All of which are unique:

table(sapply(split(df, df$rater), function(x) nrow(unique(x))))

#>  12 
#> 480

---

EDIT

The OP is concerned that the constant co-occurrence of groups of pictures may introduce a bias. The way round this is to pair the first person in the picture 1:12 group and the first person in the 13:24 group, and allow them to randomly trade some of their allocations.

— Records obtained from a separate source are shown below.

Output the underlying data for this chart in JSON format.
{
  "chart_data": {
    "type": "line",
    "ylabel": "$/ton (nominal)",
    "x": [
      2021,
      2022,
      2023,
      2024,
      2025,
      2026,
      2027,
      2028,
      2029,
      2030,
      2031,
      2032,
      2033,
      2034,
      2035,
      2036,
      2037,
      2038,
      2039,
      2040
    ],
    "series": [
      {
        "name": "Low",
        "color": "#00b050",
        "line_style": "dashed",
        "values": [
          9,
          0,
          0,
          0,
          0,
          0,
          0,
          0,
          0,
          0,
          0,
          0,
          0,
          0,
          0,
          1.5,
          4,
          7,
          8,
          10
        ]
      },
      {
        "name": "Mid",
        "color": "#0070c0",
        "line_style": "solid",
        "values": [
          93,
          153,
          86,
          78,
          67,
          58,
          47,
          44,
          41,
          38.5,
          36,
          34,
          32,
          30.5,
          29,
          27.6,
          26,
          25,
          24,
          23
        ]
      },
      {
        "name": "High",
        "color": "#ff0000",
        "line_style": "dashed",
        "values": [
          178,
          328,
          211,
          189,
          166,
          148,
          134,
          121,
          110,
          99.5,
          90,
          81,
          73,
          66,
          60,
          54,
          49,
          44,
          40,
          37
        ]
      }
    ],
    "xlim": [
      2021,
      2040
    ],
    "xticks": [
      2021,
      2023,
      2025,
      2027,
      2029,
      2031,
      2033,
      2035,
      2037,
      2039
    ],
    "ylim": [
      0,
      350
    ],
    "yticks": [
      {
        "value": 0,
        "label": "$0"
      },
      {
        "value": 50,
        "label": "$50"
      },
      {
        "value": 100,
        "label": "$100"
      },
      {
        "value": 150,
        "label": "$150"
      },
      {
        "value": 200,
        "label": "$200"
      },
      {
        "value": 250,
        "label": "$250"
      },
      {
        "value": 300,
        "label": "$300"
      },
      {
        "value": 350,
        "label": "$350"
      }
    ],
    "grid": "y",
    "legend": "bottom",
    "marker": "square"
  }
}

Their pictures cannot become duplicates because there is no overlap in the pictures they have, and their labels cannot become duplicated because they always trade the same labels:

swaps <- do.call(c, lapply(1:10, function(x) c(rbinom(24 * 12, 1, 0.5), rep(0, 24 * 12))))
swap_out <- df[swaps == 1, ]
df[swaps == 1, ] <- df[which(swaps == 1) + 24 * 12, ]
df[which(swaps == 1) + 24 * 12, ] <- swap_out

This new data frame still meets all of the specifications.